One example that is high-tech is CNC Production. Lytefire Deluxe and Lytefire PRO units come with CNC manufactured mirror-holders. The mirror holders are designed with our in-house software, that calculate each mirror angle, and then a laser cutter is used to cut aluminum profiles that force each mirror into its pre-calibrated position. In short: Lytefire PRO requires no knowledge beyond IKEA-style assembly. Other models still require manual calibration after installation which requires a theoretical understanding of Lytefire technology – and a few hours of sunshine. In scenarios where we ship Lytefire PRO to crisis areas, or situations where Lytefire needs to be quick to assemble and use, using high-tech manufacturing actually does provide a user benefit. Still, we decided to maintain the same ease of mirror replaceability as with our other models. For licensees with access to high-tech infrastructure, high-tech manufacturing is a possibility.
Lytefire as Mid-Tech Solution
As company, are we innovating to create customer dependency or customer empowerment? At Lytefire we believe in empowerment and generosity, and it shows in our innovations. So, yes, we hold patent and we are planning to hold more. And yes, we are happy to cooperate with the Low-Tech movement and find hybrid ways to spread information. Some of them are actual simplifications that ease manufacturing and maintainability. Some of them are high-tech. What matters motst to us is that Lytefire can spread everywhere, be used happily by people and have a lasting impact on the user’s environment.
That is why we define Lytefire as a mid-tech solution. A solution that combines high-tech and low-tech as appropriately, maintaining the greatest possible user-empowerment possible.
Urs Riggenbach & Eva Wissenz, February 28th, 2024
Comments
6 March, 17:31, by Eva Wissenz
I add a comment to this reflection on our positioning.
On a regular basis we have seen people with very different backgrounds getting excited about Lytefire, wanting to do this or that, with it usually Very Big Things, thus completely losing sight of the primary goal of our work which is to relieve the energy burden where it exists, and where it is particularly heavy, that is to say in the present case among women from so-called vulnerable countries in particular.
Experience has taught us to be cautious with Very Great Ambitions as much well as with Trendy Labels. It seems to us that what matters mots is to build bridges, dialogue and cooperation, not through dogma, dreams or marketing but through the simple power of the tool.
During our journey, we have seen Lytefire solar solution, initially designed for so-called developping countries, has found itself rather well adapted in France in certain contexts. Lytefire got lots of media attention and as a result, quite a few requests came to us, with questions that pushed us to explore avenues to help craftsmen in order to reduce the selling price of Lytefire Deluxe in France. Obviously, the French energy context is very different from an East African country, e.g.
In terms of energy, the price, the network, the distribution are not the same.
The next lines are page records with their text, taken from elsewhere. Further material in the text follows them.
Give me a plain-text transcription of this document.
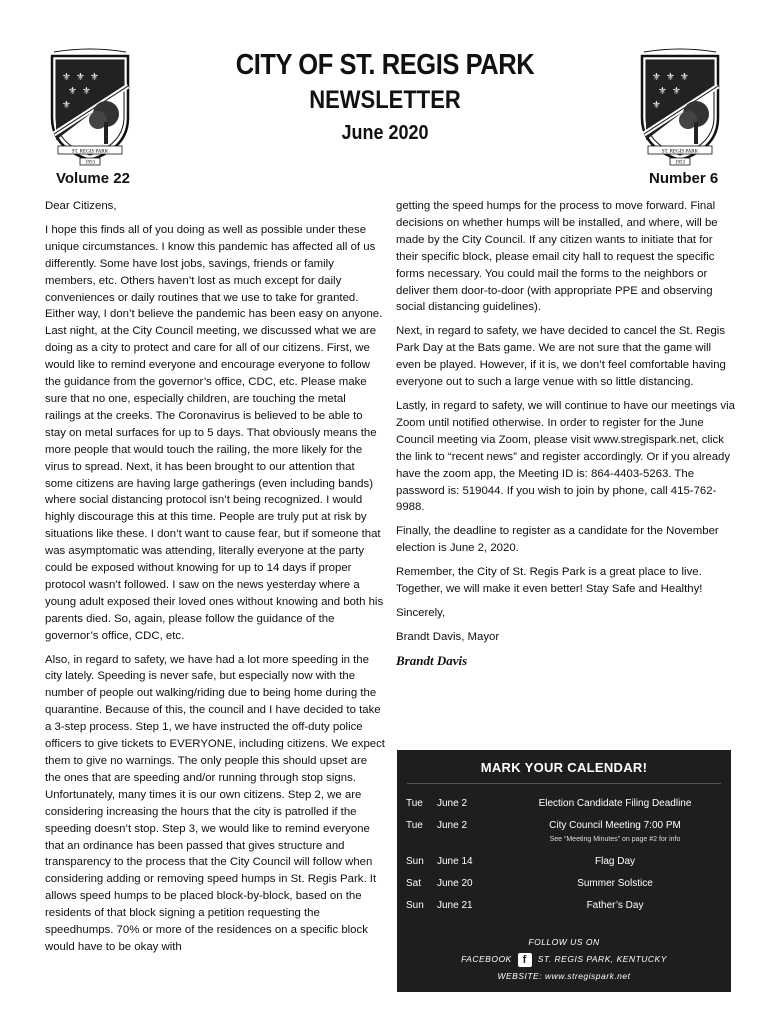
⚜ ⚜ ⚜
⚜ ⚜
⚜
ST. REGIS PARK
1953
⚜ ⚜ ⚜
⚜ ⚜
⚜
ST. REGIS PARK
1953
CITY OF ST. REGIS PARK
NEWSLETTER
June 2020
Volume 22	Number 6

Dear Citizens,

I hope this finds all of you doing as well as possible under these unique circumstances. I know this pandemic has affected all of us differently. Some have lost jobs, savings, friends or family members, etc. Others haven’t lost as much except for daily conveniences or daily routines that we use to take for granted. Either way, I don’t believe the pandemic has been easy on anyone. Last night, at the City Council meeting, we discussed what we are doing as a city to protect and care for all of our citizens. First, we would like to remind everyone and encourage everyone to follow the guidance from the governor’s office, CDC, etc. Please make sure that no one, especially children, are touching the metal railings at the creeks. The Coronavirus is believed to be able to stay on metal surfaces for up to 5 days. That obviously means the more people that would touch the railing, the more likely for the virus to spread. Next, it has been brought to our attention that some citizens are having large gatherings (even including bands) where social distancing protocol isn’t being recognized. I would highly discourage this at this time. People are truly put at risk by situations like these. I don’t want to cause fear, but if someone that was asymptomatic was attending, literally everyone at the party could be exposed without knowing for up to 14 days if proper protocol wasn’t followed. I saw on the news yesterday where a young adult exposed their loved ones without knowing and both his parents died. So, again, please follow the guidance of the governor’s office, CDC, etc.

Also, in regard to safety, we have had a lot more speeding in the city lately. Speeding is never safe, but especially now with the number of people out walking/riding due to being home during the quarantine. Because of this, the council and I have decided to take a 3-step process. Step 1, we have instructed the off-duty police officers to give tickets to EVERYONE, including citizens. We expect them to give no warnings. The only people this should upset are the ones that are speeding and/or running through stop signs. Unfortunately, many times it is our own citizens. Step 2, we are considering increasing the hours that the city is patrolled if the speeding doesn’t stop. Step 3, we would like to remind everyone that an ordinance has been passed that gives structure and transparency to the process that the City Council will follow when considering adding or removing speed humps in St. Regis Park. It allows speed humps to be placed block-by-block, based on the residents of that block signing a petition requesting the speedhumps. 70% or more of the residences on a specific block would have to be okay with

getting the speed humps for the process to move forward. Final decisions on whether humps will be installed, and where, will be made by the City Council. If any citizen wants to initiate that for their specific block, please email city hall to request the specific forms necessary. You could mail the forms to the neighbors or deliver them door-to-door (with appropriate PPE and observing social distancing guidelines).

Next, in regard to safety, we have decided to cancel the St. Regis Park Day at the Bats game. We are not sure that the game will even be played. However, if it is, we don’t feel comfortable having everyone out to such a large venue with so little distancing.

Lastly, in regard to safety, we will continue to have our meetings via Zoom until notified otherwise. In order to register for the June Council meeting via Zoom, please visit www.stregispark.net, click the link to “recent news” and register accordingly. Or if you already have the zoom app, the Meeting ID is: 864-4403-5263. The password is: 519044. If you wish to join by phone, call 415-762-9988.

Finally, the deadline to register as a candidate for the November election is June 2, 2020.

Remember, the City of St. Regis Park is a great place to live. Together, we will make it even better! Stay Safe and Healthy!

Sincerely,

Brandt Davis, Mayor

Brandt Davis
MARK YOUR CALENDAR!
Tue June 2	Election Candidate Filing Deadline
Tue June 2	City Council Meeting 7:00 PM
See “Meeting Minutes” on page #2 for info
Sun June 14	Flag Day
Sat June 20	Summer Solstice
Sun June 21	Father’s Day
FOLLOW US ON
FACEBOOK f	ST. REGIS PARK, KENTUCKY
WEBSITE: www.stregispark.net
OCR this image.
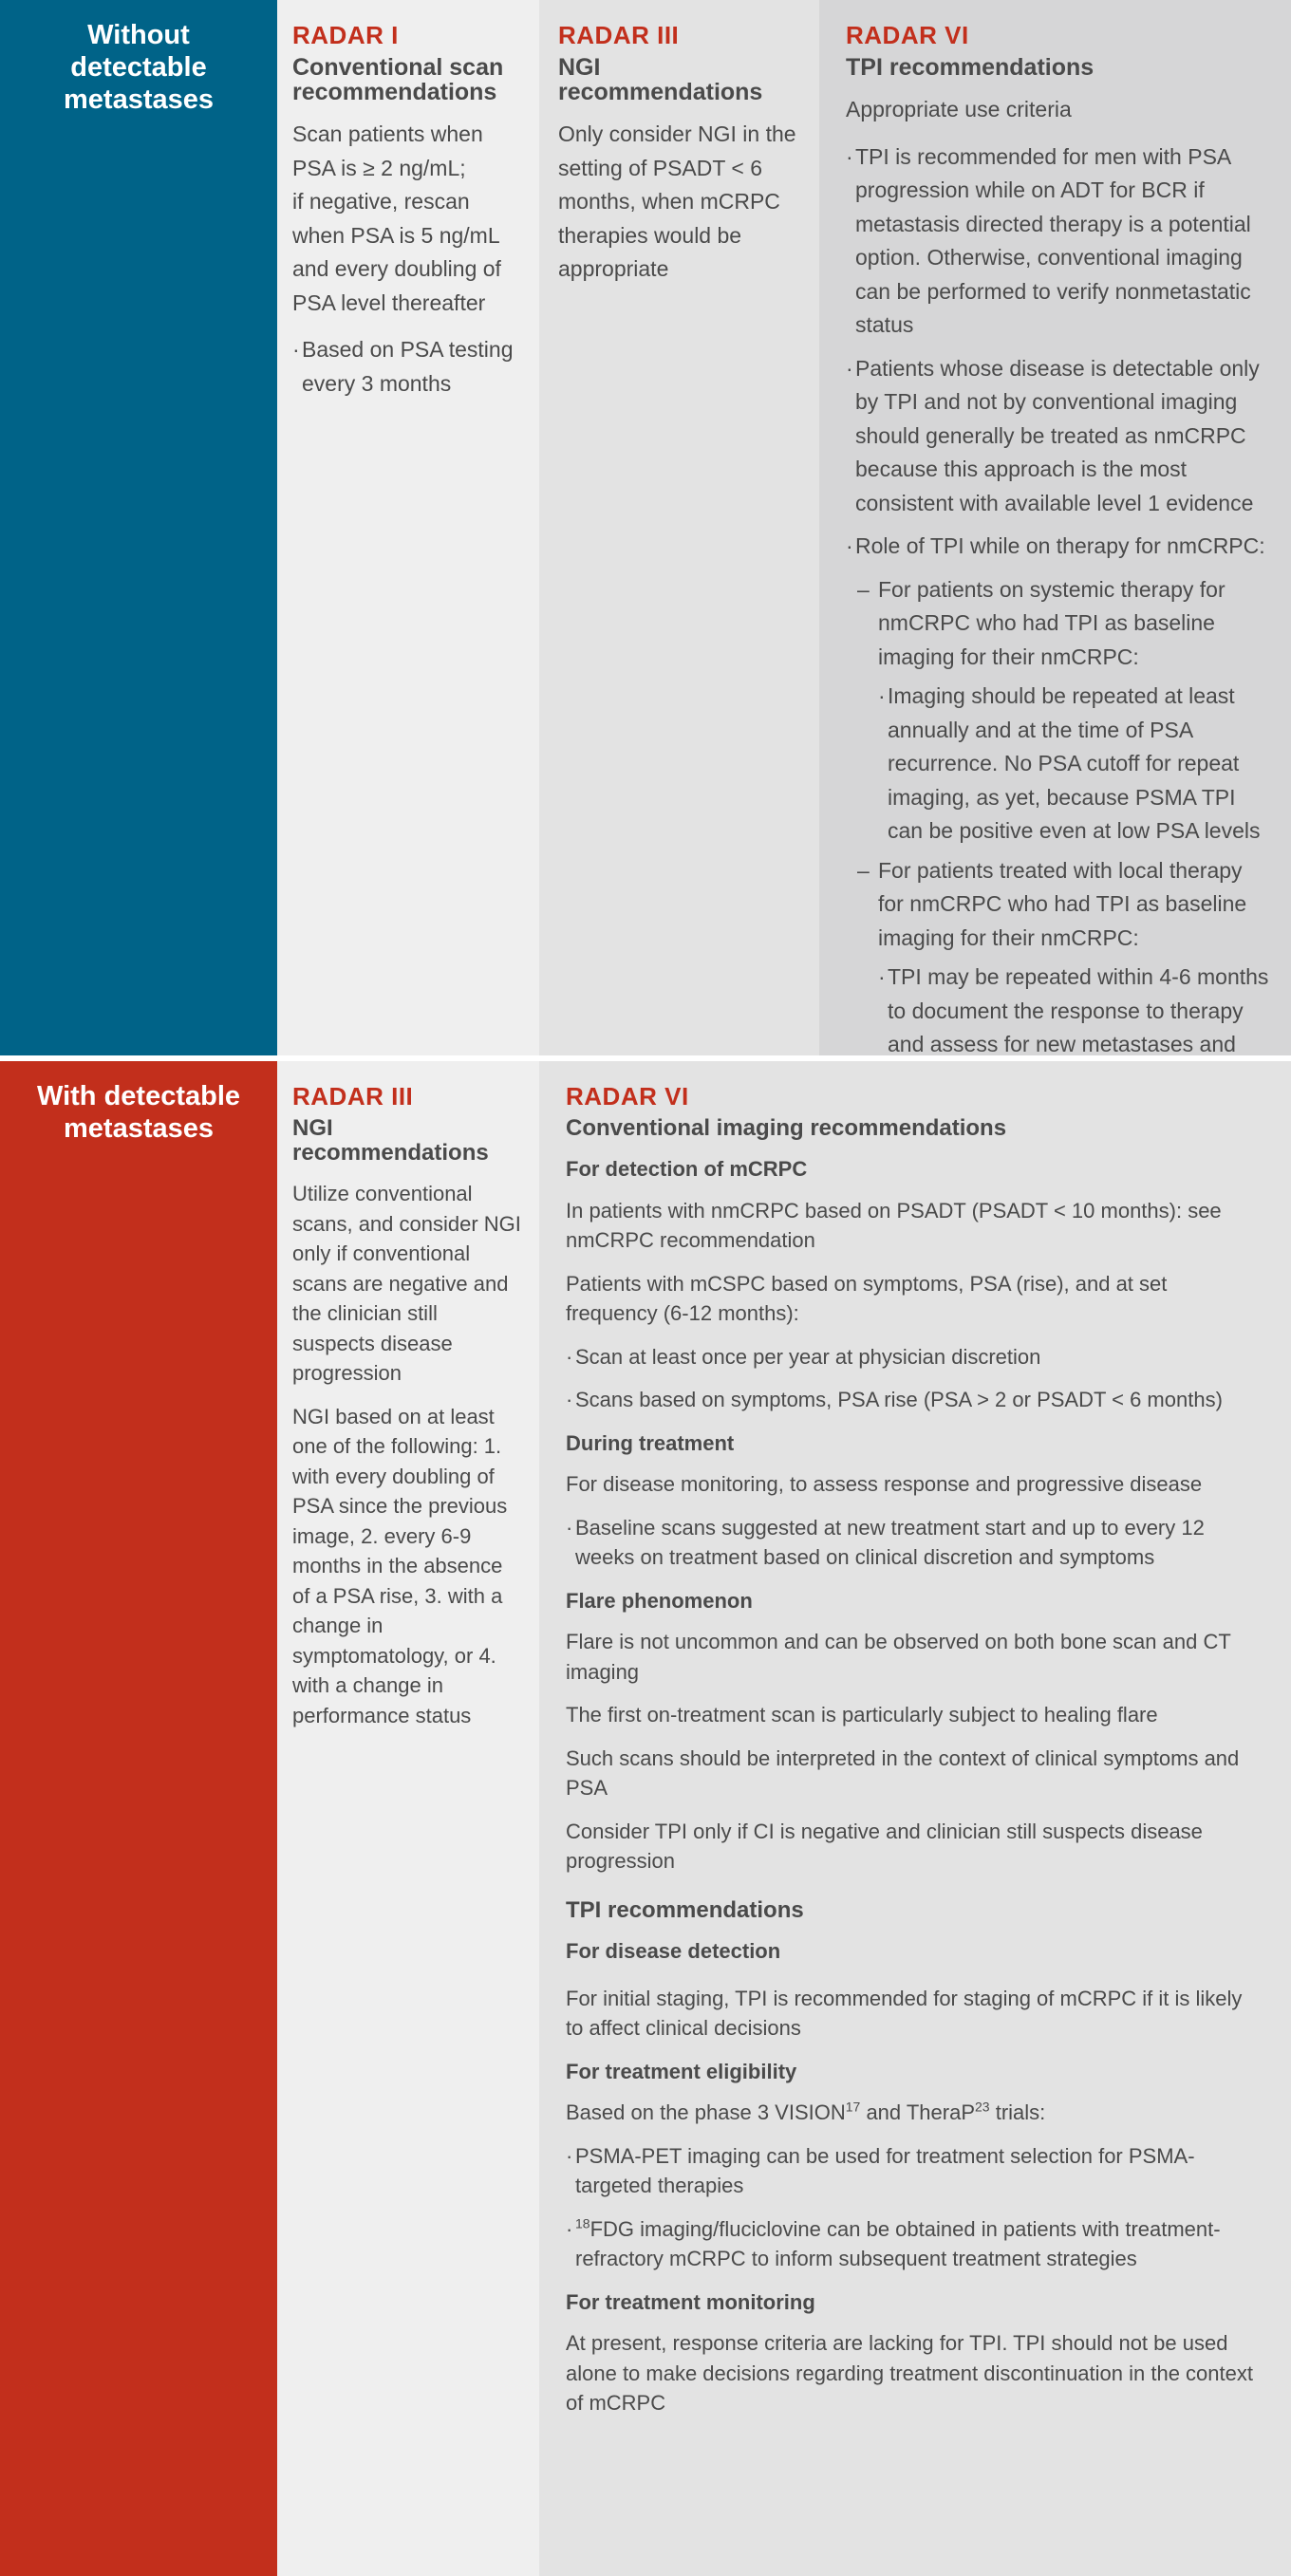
Without detectable metastases
RADAR I
Conventional scan recommendations
Scan patients when PSA is ≥ 2 ng/mL;
if negative, rescan when PSA is 5 ng/mL and every doubling of PSA level thereafter
· Based on PSA testing every 3 months
RADAR III
NGI recommendations
Only consider NGI in the setting of PSADT < 6 months, when mCRPC therapies would be appropriate
RADAR VI
TPI recommendations
Appropriate use criteria
· TPI is recommended for men with PSA progression while on ADT for BCR if metastasis directed therapy is a potential option. Otherwise, conventional imaging can be performed to verify nonmetastatic status
· Patients whose disease is detectable only by TPI and not by conventional imaging should generally be treated as nmCRPC because this approach is the most consistent with available level 1 evidence
· Role of TPI while on therapy for nmCRPC:
– For patients on systemic therapy for nmCRPC who had TPI as baseline imaging for their nmCRPC:
· Imaging should be repeated at least annually and at the time of PSA recurrence. No PSA cutoff for repeat imaging, as yet, because PSMA TPI can be positive even at low PSA levels
– For patients treated with local therapy for nmCRPC who had TPI as baseline imaging for their nmCRPC:
· TPI may be repeated within 4-6 months to document the response to therapy and assess for new metastases and
With detectable metastases
RADAR III
NGI recommendations
Utilize conventional scans, and consider NGI only if conventional scans are negative and the clinician still suspects disease progression
NGI based on at least one of the following: 1. with every doubling of PSA since the previous image, 2. every 6-9 months in the absence of a PSA rise, 3. with a change in symptomatology, or 4. with a change in performance status
RADAR VI
Conventional imaging recommendations
For detection of mCRPC
In patients with nmCRPC based on PSADT (PSADT < 10 months): see nmCRPC recommendation
Patients with mCSPC based on symptoms, PSA (rise), and at set frequency (6-12 months):
· Scan at least once per year at physician discretion
· Scans based on symptoms, PSA rise (PSA > 2 or PSADT < 6 months)
During treatment
For disease monitoring, to assess response and progressive disease
· Baseline scans suggested at new treatment start and up to every 12 weeks on treatment based on clinical discretion and symptoms
Flare phenomenon
Flare is not uncommon and can be observed on both bone scan and CT imaging
The first on-treatment scan is particularly subject to healing flare
Such scans should be interpreted in the context of clinical symptoms and PSA
Consider TPI only if CI is negative and clinician still suspects disease progression
TPI recommendations
For disease detection
For initial staging, TPI is recommended for staging of mCRPC if it is likely to affect clinical decisions
For treatment eligibility
Based on the phase 3 VISION$^{17}$ and TheraP$^{23}$ trials:
· PSMA-PET imaging can be used for treatment selection for PSMA-targeted therapies
· $^{18}$FDG imaging/fluciclovine can be obtained in patients with treatment-refractory mCRPC to inform subsequent treatment strategies
For treatment monitoring
At present, response criteria are lacking for TPI. TPI should not be used alone to make decisions regarding treatment discontinuation in the context of mCRPC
The perceived transformative value of a solar oven is therefore not the same either in France and in Uganda. It is also different in terms of financing, business support mechanisms, etc.
Our ride into the French industrial environment did not convince us and we have witnessed once again these Very Great Ambitions in full being in the end nothing more than a smoother form of green paint. We do not believe in the industrialization of low-tech as promoted by some to ride the wave of subsidies going both to large known polluters and to more modest projects, all in order to "position themselves" well on a region.
We only believe in patient, social entrepreneurship conducted in the spirit of service to the community. This does not prevent sales or innovation, on the contrary, because the activity is then done in consistency from A to Z. We are really happy to finally find the time to clarify all this and start working now with consistency in France with craftsmen and DIY enthusiasts.
7 March, 18:35, by john madilu
Am Engineer John madilu from Uganda East Africa.am working on innovation and technology area especially solar cooking stove project, I request to interact and share together.